Date: Mon, 14 Aug 1995 08:11:25 +0200 (MET DST) From: J Wunsch <j@uriah.heep.sax.de> To: fn@pain.csrv.uidaho.edu (faried nawaz) Cc: current@freebsd.org Subject: Re: procfs problems in -current? Message-ID: <199508140611.IAA11398@uriah.heep.sax.de> In-Reply-To: <199508130211.TAA00198@big-brother.csrv.uidaho.edu> from "faried nawaz" at Aug 12, 95 07:11:34 pm
next in thread | previous in thread | raw e-mail | index | archive | help
As faried nawaz wrote:
>
>
> fault virtual address = 0x1028
> fault code = supervisor read, page not present
> instruction pointer = 0x8: 0xf0124487
> code segment = base 0x0, limit 0xfffff, type 0x1b
> = DPL 0, pres 1, def32 1, gran 1
> processor eflags = interrupt enabled, resume, OPL = 0
> current process = 161 (mount)
> panic: page fault
Just to let you know, ironically, after remaking the world and
rebooting a new kernel (one with the modified [4.4Lite-2] mount
structures), i'm now also suffering from this. It appears to me that
all LKM file systems don't work. The machine works well with the
demand-loaded fs's commented out of fstab (no cd9660, no procfs - i
can temporarily live with this).
I've got core dumps, so i have at least something to look into. :-/
j@uriah 41% gdb -k kernel /var/crash/vmcore.16
IdlePTD 205000
current pcb at 1d91a8
panic: because you said to!
...
#8 0xf01a4c2b in trap_fatal (frame=0xefbffbfc) at ../../i386/i386/trap.c:714
#9 0xf01a47a8 in trap_pfault (frame=0xefbffbfc, usermode=0)
at ../../i386/i386/trap.c:640
#10 0xf01a4423 in trap (frame={tf_es = -260374512, tf_ds = 16, tf_edi = 0,
tf_esi = -260316288, tf_ebp = -272630680, tf_isp = -272630748,
tf_ebx = 0, tf_edx = -260316172, tf_ecx = -260278528, tf_eax = 0,
tf_trapno = 12, tf_err = -260374528, tf_eip = -260297713,
tf_cs = -272695288, tf_eflags = 66118, tf_esp = -260316288,
tf_ss = -260864512}) at ../../i386/i386/trap.c:299
#11 0xf019a821 in calltrap ()
#12 0xf07c4f4a in end ()
#13 0xf0127678 in lookup (ndp=0xefbffe50) at ../../kern/vfs_lookup.c:490
#14 0xf012704e in namei (ndp=0xefbffe50) at ../../kern/vfs_lookup.c:147
#15 0xf012afe6 in lstat (p=0xf07c1100, uap=0xefbfff94, retval=0xefbfff8c)
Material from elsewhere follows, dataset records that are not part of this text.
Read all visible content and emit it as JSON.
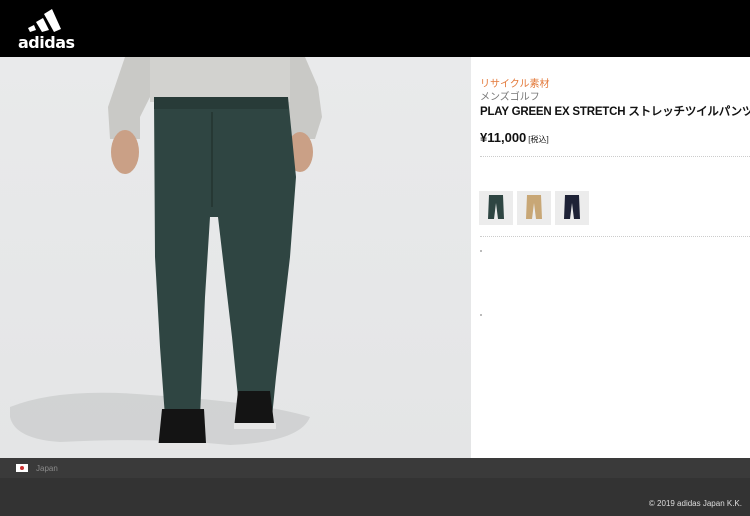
{
  "brand": {
    "name": "adidas",
    "logo_icon": "adidas-three-stripes-icon"
  },
  "product": {
    "tag": "リサイクル素材",
    "category": "メンズゴルフ",
    "name": "PLAY GREEN EX STRETCH ストレッチツイルパンツ",
    "price": "¥11,000",
    "tax_note": "[税込]",
    "colors": [
      {
        "name": "green",
        "hex": "#2e4542",
        "selected": true
      },
      {
        "name": "khaki",
        "hex": "#c8a776",
        "selected": false
      },
      {
        "name": "navy",
        "hex": "#1e2236",
        "selected": false
      }
    ]
  },
  "footer": {
    "country": "Japan",
    "country_icon": "japan-flag-icon",
    "copyright": "© 2019 adidas Japan K.K."
  }
}
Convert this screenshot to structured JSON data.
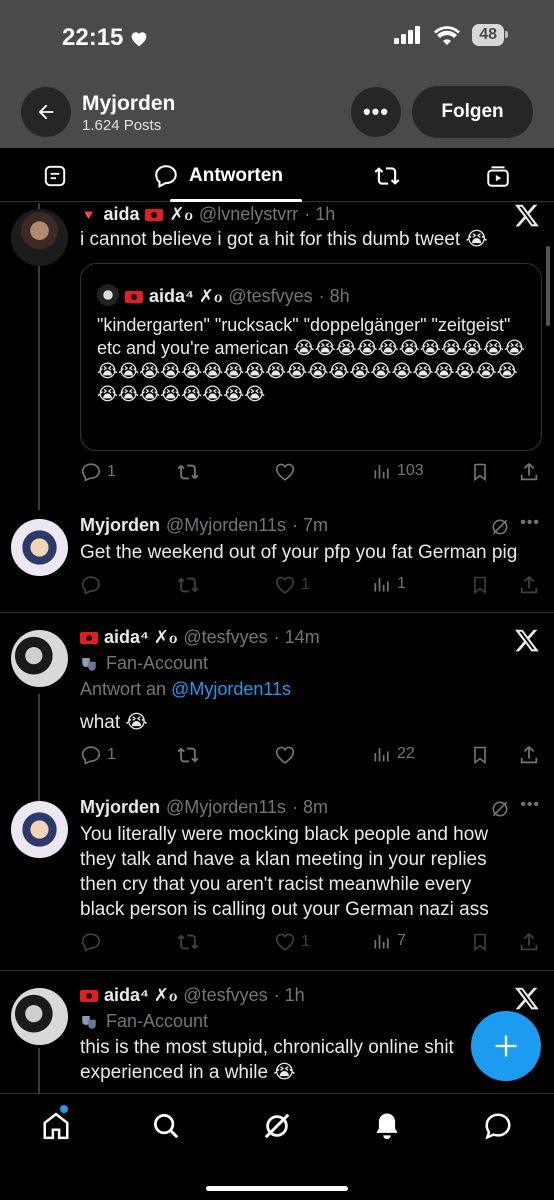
{
  "status_bar": {
    "time": "22:15",
    "battery": "48"
  },
  "header": {
    "profile_name": "Myjorden",
    "posts_count": "1.624 Posts",
    "follow_label": "Folgen",
    "more_label": "•••"
  },
  "tabs": {
    "active_label": "Antworten"
  },
  "tweets": [
    {
      "name": "aida",
      "handle": "@lvnelystvrr",
      "time": "· 1h",
      "text": "i cannot believe i got a hit for this dumb tweet 😭",
      "quote": {
        "name": "aida⁴ ✗ℴ",
        "handle": "@tesfvyes",
        "time": "· 8h",
        "text": "\"kindergarten\" \"rucksack\" \"doppelgänger\" \"zeitgeist\" etc and you're american 😭😭😭😭😭😭😭😭😭😭😭😭😭😭😭😭😭😭😭😭😭😭😭😭😭😭😭😭😭😭😭😭😭😭😭😭😭😭😭"
      },
      "replies": "1",
      "views": "103"
    },
    {
      "name": "Myjorden",
      "handle": "@Myjorden11s",
      "time": "· 7m",
      "text": "Get the weekend out of your pfp you fat German pig",
      "likes": "1",
      "views": "1"
    },
    {
      "name": "aida⁴ ✗ℴ",
      "handle": "@tesfvyes",
      "time": "· 14m",
      "badge": "Fan-Account",
      "reply_to_prefix": "Antwort an",
      "reply_to": "@Myjorden11s",
      "text": "what 😭",
      "replies": "1",
      "views": "22"
    },
    {
      "name": "Myjorden",
      "handle": "@Myjorden11s",
      "time": "· 8m",
      "text": "You literally were mocking black people and how they talk and have a klan meeting in your replies then cry that you aren't racist meanwhile every black person is calling out your German nazi ass",
      "likes": "1",
      "views": "7"
    },
    {
      "name": "aida⁴ ✗ℴ",
      "handle": "@tesfvyes",
      "time": "· 1h",
      "badge": "Fan-Account",
      "text": "this is the most stupid, chronically online shit experienced in a while 😭"
    }
  ],
  "colors": {
    "accent": "#1d9bf0",
    "header_bg": "#4a4a4a",
    "muted": "#71767b"
  }
}
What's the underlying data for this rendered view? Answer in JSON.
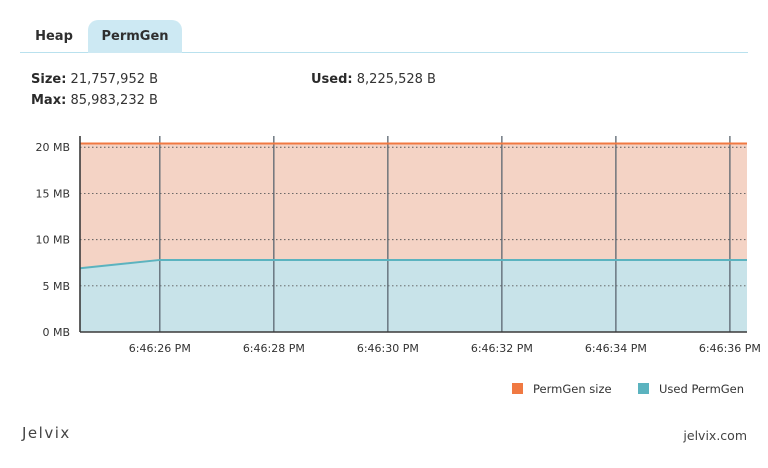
{
  "tabs": [
    {
      "label": "Heap",
      "active": false
    },
    {
      "label": "PermGen",
      "active": true
    }
  ],
  "stats": {
    "size_label": "Size:",
    "size_value": "21,757,952 B",
    "used_label": "Used:",
    "used_value": "8,225,528 B",
    "max_label": "Max:",
    "max_value": "85,983,232 B"
  },
  "chart_data": {
    "type": "area",
    "x": [
      "6:46:24.6",
      "6:46:26",
      "6:46:28",
      "6:46:30",
      "6:46:32",
      "6:46:34",
      "6:46:36",
      "6:46:36.3"
    ],
    "x_tick_labels": [
      "6:46:26 PM",
      "6:46:28 PM",
      "6:46:30 PM",
      "6:46:32 PM",
      "6:46:34 PM",
      "6:46:36 PM"
    ],
    "y_tick_labels": [
      "0 MB",
      "5 MB",
      "10 MB",
      "15 MB",
      "20 MB"
    ],
    "ylim": [
      0,
      21
    ],
    "series": [
      {
        "name": "PermGen size",
        "color": "#f07942",
        "fill": "#f4d3c5",
        "values": [
          20.4,
          20.4,
          20.4,
          20.4,
          20.4,
          20.4,
          20.4,
          20.4
        ]
      },
      {
        "name": "Used PermGen",
        "color": "#5bb3bf",
        "fill": "#c8e3e9",
        "values": [
          6.9,
          7.8,
          7.8,
          7.8,
          7.8,
          7.8,
          7.8,
          7.8
        ]
      }
    ],
    "grid": true,
    "legend_position": "bottom-right"
  },
  "footer": {
    "brand": "Jelvix",
    "site": "jelvix.com"
  }
}
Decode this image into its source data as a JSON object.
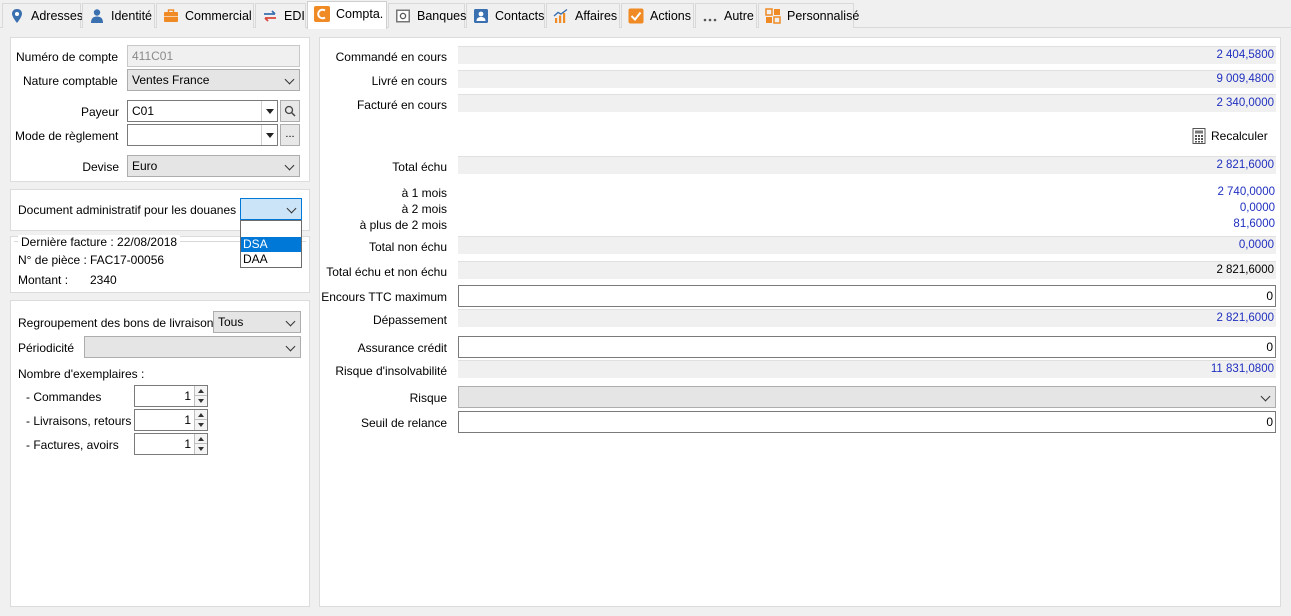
{
  "tabs": [
    {
      "label": "Adresses",
      "icon": "map-pin-icon"
    },
    {
      "label": "Identité",
      "icon": "person-icon"
    },
    {
      "label": "Commercial",
      "icon": "briefcase-icon"
    },
    {
      "label": "EDI",
      "icon": "exchange-arrows-icon"
    },
    {
      "label": "Compta.",
      "icon": "compta-c-icon"
    },
    {
      "label": "Banques",
      "icon": "safe-icon"
    },
    {
      "label": "Contacts",
      "icon": "contact-card-icon"
    },
    {
      "label": "Affaires",
      "icon": "chart-growth-icon"
    },
    {
      "label": "Actions",
      "icon": "checkbox-check-icon"
    },
    {
      "label": "Autre",
      "icon": "ellipsis-icon"
    },
    {
      "label": "Personnalisé",
      "icon": "custom-grid-icon"
    }
  ],
  "account": {
    "numero_label": "Numéro de compte",
    "numero_value": "411C01",
    "nature_label": "Nature comptable",
    "nature_value": "Ventes France",
    "payeur_label": "Payeur",
    "payeur_value": "C01",
    "mode_label": "Mode de règlement",
    "mode_value": "",
    "mode_button": "...",
    "devise_label": "Devise",
    "devise_value": "Euro"
  },
  "douane": {
    "label": "Document administratif pour les douanes",
    "value": "",
    "options": [
      "",
      "DSA",
      "DAA"
    ],
    "selected_option": "DSA"
  },
  "last_invoice": {
    "title": "Dernière facture : 22/08/2018",
    "piece_label": "N° de pièce :",
    "piece_value": "FAC17-00056",
    "montant_label": "Montant :",
    "montant_value": "2340"
  },
  "delivery": {
    "regroup_label": "Regroupement des bons de livraison",
    "regroup_value": "Tous",
    "periodicite_label": "Périodicité",
    "periodicite_value": "",
    "copies_label": "Nombre d'exemplaires :",
    "commandes_label": "- Commandes",
    "commandes_value": "1",
    "livraisons_label": "- Livraisons, retours",
    "livraisons_value": "1",
    "factures_label": "- Factures, avoirs",
    "factures_value": "1"
  },
  "finance": {
    "commande_label": "Commandé en cours",
    "commande_value": "2 404,5800",
    "livre_label": "Livré en cours",
    "livre_value": "9 009,4800",
    "facture_label": "Facturé en cours",
    "facture_value": "2 340,0000",
    "recalc_label": "Recalculer",
    "total_echu_label": "Total échu",
    "total_echu_value": "2 821,6000",
    "mois1_label": "à 1 mois",
    "mois1_value": "2 740,0000",
    "mois2_label": "à 2 mois",
    "mois2_value": "0,0000",
    "mois3_label": "à plus de 2 mois",
    "mois3_value": "81,6000",
    "non_echu_label": "Total non échu",
    "non_echu_value": "0,0000",
    "echu_non_echu_label": "Total échu et non échu",
    "echu_non_echu_value": "2 821,6000",
    "encours_label": "Encours TTC maximum",
    "encours_value": "0",
    "depassement_label": "Dépassement",
    "depassement_value": "2 821,6000",
    "assurance_label": "Assurance crédit",
    "assurance_value": "0",
    "risque_insolv_label": "Risque d'insolvabilité",
    "risque_insolv_value": "11 831,0800",
    "risque_label": "Risque",
    "risque_value": "",
    "seuil_label": "Seuil de relance",
    "seuil_value": "0"
  },
  "colors": {
    "accent_blue": "#1f2fbf",
    "selection_blue": "#0078d7",
    "compta_orange": "#f08a24"
  }
}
at ../../kern/vfs_syscalls.c:1260
#16 0xf01a4e33 in syscall (frame={tf_es = 39, tf_ds = 39, tf_edi = -272638582,
tf_esi = 213248, tf_ebp = -272638864, tf_isp = -272629788,
tf_ebx = 213320, tf_edx = -272638586, tf_ecx = 213312, tf_eax = 190,
tf_trapno = 582, tf_err = 582, tf_eip = 38053, tf_cs = 31,
tf_eflags = 582, tf_esp = -272638984, tf_ss = 39})
at ../../i386/i386/trap.c:858
#17 0xf019a86b in Xsyscall ()
#18 0x6e66 in ?? ()
#19 0x2337 in ?? ()
#20 0x22bd in ?? ()
#21 0x10e8 in ?? ()
Frames #11 and #12 both displayed bogusly as ``end ()'' in DDB.
(kgdb) up 10
#10 0xf01a4423 in trap (frame={tf_es = -260374512, tf_ds = 16, tf_edi = 0,
tf_esi = -260316288, tf_ebp = -272630680, tf_isp = -272630748,
tf_ebx = 0, tf_edx = -260316172, tf_ecx = -260278528, tf_eax = 0,
tf_trapno = 12, tf_err = -260374528, tf_eip = -260297713,
tf_cs = -272695288, tf_eflags = 66118, tf_esp = -260316288,
tf_ss = -260864512}) at ../../i386/i386/trap.c:299
299 (void) trap_pfault(&frame, FALSE);
(kgdb) frame frame.tf_ebp frame.tf_eip
#0 0xf07c2c0f in end ()
This should be the exact trap location. I think the ``end + ...''
means it has been executing code from the data/bss instead of the text
segment.
(kgdb) disas 0xf07c2c00 0xf07c2c1f
Dump of assembler code from 0xf07c2c00 to 0xf07c2c1f:
0xf07c2c00 <end+6129852>: movl 0xffffffec(%ebp),%edi
0xf07c2c03 <end+6129855>: movl 0x11c(%edi),%edi
0xf07c2c09 <end+6129861>: movl %edi,0xffffffe4(%ebp)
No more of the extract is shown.